Research - The Dragon & the Elephant: Five myths about China versus India

Myth 1: China's authoritarian system sacrifices rights for social order

In fact, there is far more chaos and unrest in China than there is in India. According to the latest available official figures, there were 124,000 instances of 'mass unrest' (defined as 15 or more people protesting against officials) in 2008 in China. India has fewer than 5,000 such instances. Beijing spends more on 'internal security,' which does not include the normal police forces, than it does on the People's Liberation Army.

Myth 2: India enjoys more freedom but at the price of economic inequality

In fact, using the commonly accepted standard of the GINI coefficient, China's score is around 0.55–0.60, while India's is around 0.33–0.36 ('0' is perfect income equality and '1' is perfect income inequality. This makes China the most unequal society in all of Asia and the trend is worsening.

Myth 3: Given China's spectacular rise, its private sector multinationals are due to dominate Asia, and then the world

True, there are 34 Chinese companies in the Fortune 500 list – all state-controlled except for one – compared to India's eight. Size is one thing. But by 'return on assets' (to measure profitability) and 'number of patents filed' (to assess innovation), Indian firms do significantly better. Tellingly, the Indian firms spend about 5% of revenues on R&D on average while Chinese firms spend about 1% of revenue.

Myth 4: China is leaving India behind in the urbanisation stakes

China is definitely ahead of India: about 48% versus 35%. But the rate of urbanisation in India is actually neck-and-neck with China at about 1.5% per year.
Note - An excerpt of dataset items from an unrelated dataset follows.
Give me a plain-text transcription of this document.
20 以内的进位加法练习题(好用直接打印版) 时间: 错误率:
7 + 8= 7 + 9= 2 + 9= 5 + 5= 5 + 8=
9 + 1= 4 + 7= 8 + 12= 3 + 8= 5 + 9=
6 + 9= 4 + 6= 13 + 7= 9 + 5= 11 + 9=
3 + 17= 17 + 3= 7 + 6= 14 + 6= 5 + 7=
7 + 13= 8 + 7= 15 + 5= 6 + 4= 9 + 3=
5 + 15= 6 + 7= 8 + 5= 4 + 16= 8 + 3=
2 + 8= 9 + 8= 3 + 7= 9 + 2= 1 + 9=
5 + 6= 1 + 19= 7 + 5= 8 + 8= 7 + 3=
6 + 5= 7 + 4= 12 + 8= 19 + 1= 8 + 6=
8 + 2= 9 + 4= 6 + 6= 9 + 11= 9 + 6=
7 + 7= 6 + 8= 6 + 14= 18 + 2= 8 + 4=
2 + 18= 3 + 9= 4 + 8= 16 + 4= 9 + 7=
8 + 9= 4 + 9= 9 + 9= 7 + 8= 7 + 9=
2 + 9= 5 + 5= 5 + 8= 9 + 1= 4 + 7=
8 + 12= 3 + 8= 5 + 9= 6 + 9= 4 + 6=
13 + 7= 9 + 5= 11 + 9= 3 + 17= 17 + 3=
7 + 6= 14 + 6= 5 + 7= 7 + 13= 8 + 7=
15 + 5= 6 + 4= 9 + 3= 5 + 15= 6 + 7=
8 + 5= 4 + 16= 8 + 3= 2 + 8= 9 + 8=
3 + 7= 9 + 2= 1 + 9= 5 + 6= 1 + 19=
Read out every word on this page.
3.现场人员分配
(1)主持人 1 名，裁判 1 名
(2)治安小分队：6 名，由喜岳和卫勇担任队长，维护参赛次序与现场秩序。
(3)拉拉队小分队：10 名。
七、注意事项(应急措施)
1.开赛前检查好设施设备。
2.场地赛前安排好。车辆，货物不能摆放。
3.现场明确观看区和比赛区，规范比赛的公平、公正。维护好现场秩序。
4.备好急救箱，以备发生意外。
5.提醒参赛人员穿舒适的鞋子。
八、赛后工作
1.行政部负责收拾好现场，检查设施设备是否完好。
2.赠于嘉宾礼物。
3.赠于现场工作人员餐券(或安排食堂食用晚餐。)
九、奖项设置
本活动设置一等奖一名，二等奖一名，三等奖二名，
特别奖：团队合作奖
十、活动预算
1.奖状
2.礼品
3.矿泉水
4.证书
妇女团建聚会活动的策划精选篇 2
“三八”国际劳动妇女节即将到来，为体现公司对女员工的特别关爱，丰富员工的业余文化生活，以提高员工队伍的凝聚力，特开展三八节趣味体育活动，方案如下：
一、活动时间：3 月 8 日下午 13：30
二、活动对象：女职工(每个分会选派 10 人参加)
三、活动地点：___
Myth 5: China and India are making Western models of political-economy obsolete

There is a saying in both countries about their own respective developmental approach: Western knowhow with Chinese/Indian essence. But even Beijing and New Delhi admit that they are still speculating what this actually means. China and India are still outside the world's top 100 for GDP per capita. The jury is well and truly still out on this one.